TRENDS: The practice of overhiring as a growth enabler has spread to a variety of sectors such as retail, insurance and even manufacturing.
Time was when benching was primarily associated with IT and ITeS companies. Now it is being adopted by other sectors as well. Benching works when companies expect to win a major project or order in the near future.
And traditionally, sectors like FMCG, BFSI (banking, financial services and insurance), automotive and logistics have not used the practice. But all that is changing.
"We keep people on the bench for our retail business," confirms Arvind Agarwal, management board member and president of corporate development and HR at RPG Enterprises.
Here's more proof: The number of people on the bench may not be on the same scale as IT, "but companies are taking on more than they require, even up to 20 per cent more, especially at the graduate and engineering trainee level," says Anita Ramachandran, CEO of Cerebrus Consultants.
So it's normal today to find chemical, auto, retail and insurance companies overhiring and in the latter two cases its easy for them to create new territories as well.
The traditional logic, according to Subhash Khare, Vice President, Central Staffing and Employee Productivity, Wipro, shows that there are two primary reasons why companies keep people on the bench: First, it is an essential element of a business where what you sell is in the nature of a 'project', and where successive customer engagements for a resource cannot be timed perfectly back to back. Therefore, when a project ends, the resources wait on the bench, for the next project to begin.
However, most resources on the bench do not really idle away their time; they are engaged in either skill enhancement or some other productive activities.
The other reason for benching is that it facilitates growth. It's really an outcome of a "make" vs "buy" decision, and their corresponding cycle times. Organisations hire freshers and groom them, rather than depend too much on lateral hiring, which may be expensive and unpredictable.
Even Elixir Web Solutions, a supplier of talent, keeps recruiters on its bench for clients; the process is called RoD (Recruiters on Demand). It is a cost-effective way of handling the contingent hiring need without utilising current staff.
"The client gets an additional resource in the office to manage contingent hiring with the support of a back office in Elixir Web Solutions," says Amit Mathur, manager of outsourcing and consumer durables, Elixir Web Solutions. The recruiters are sent to the clients and once the hiring-related project is over, they are either reabsorbed by Elixir or are sent to other clients.
The important feature is that the recruiters do not get tagged as unstable as they are associated with Elixir.
Rather, they get experience in varied companies. Elixir often does benching for clients such as Hutch, Royal Bank of Scotland, Sapient Corporation and Max New York Life. This means that managing benching is also a key activity that companies have started paying attention to, as it's necessary to keep talent engaged.
"Manufacturing companies are beginning to take on the concept of benching and are working with it in interesting ways," says Ramachandran.
According to her manufacturing companies are creating different cells such as productivity-enhancement cells and technical services cells in which they can park extra people.
"Senior managers up to general manager level are being taken on for these roles. You often have heads being hired under the guise of special projects," she says.
T Muralidharan, chairman of TMI First, a recruitment firm, also has a similar point of view. He says that while IT companies get people on their rolls and use the benching period for training, non-IT players, especially in BFSI, hire more people than required and keep the excess people deployed in managing new initiatives.

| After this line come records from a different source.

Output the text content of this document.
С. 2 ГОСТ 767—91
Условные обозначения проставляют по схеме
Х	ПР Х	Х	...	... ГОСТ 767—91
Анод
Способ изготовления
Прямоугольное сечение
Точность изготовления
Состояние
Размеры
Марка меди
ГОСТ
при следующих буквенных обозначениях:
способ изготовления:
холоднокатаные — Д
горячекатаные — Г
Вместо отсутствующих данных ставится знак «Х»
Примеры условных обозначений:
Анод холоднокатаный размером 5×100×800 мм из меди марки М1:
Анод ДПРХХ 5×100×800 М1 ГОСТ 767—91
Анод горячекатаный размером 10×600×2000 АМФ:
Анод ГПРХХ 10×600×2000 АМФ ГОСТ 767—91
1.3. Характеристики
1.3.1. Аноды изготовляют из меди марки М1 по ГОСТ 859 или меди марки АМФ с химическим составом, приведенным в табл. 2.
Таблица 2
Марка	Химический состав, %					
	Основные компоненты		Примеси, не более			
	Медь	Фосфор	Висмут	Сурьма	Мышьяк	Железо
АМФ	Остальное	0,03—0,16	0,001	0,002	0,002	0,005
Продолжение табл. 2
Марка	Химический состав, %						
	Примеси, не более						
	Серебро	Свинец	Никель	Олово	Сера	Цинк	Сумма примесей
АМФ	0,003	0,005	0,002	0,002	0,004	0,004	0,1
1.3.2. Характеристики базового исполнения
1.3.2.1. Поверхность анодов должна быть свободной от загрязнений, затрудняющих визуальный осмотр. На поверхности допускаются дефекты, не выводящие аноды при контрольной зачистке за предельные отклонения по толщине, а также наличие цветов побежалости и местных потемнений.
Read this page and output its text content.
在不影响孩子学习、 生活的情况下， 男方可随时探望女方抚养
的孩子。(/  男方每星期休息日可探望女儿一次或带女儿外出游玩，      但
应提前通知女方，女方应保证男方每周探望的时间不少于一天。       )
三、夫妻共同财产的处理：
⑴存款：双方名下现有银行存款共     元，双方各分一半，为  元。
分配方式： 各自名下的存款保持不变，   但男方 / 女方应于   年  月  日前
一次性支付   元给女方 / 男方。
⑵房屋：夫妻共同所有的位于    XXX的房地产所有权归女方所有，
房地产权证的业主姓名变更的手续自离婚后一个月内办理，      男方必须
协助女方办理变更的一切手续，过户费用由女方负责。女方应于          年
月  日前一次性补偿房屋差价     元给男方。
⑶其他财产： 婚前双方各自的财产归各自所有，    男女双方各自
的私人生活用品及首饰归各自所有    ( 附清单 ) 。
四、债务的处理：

TMI First recruits for a variety of customers across BFSI, manufacturing, design engineering and pharma. In every sector there is pressure to hire, and many companies are hiring more than they need.
And finally, it's important to take lessons about managing benching from the pros in this game. Khare says benching is a growth enabler, and the key lies in striking a balance on the bench size.
"Broadly we plan our bench size proportionate to the next quarter's growth. A lower bench may stifle growth, and a higher bench will increase the cost," he says, adding that it is vital that people on bench appreciate why are they there, and not feel negative about it.
Most employees synchronise their training, holidays, etc with the duration of the benching stint.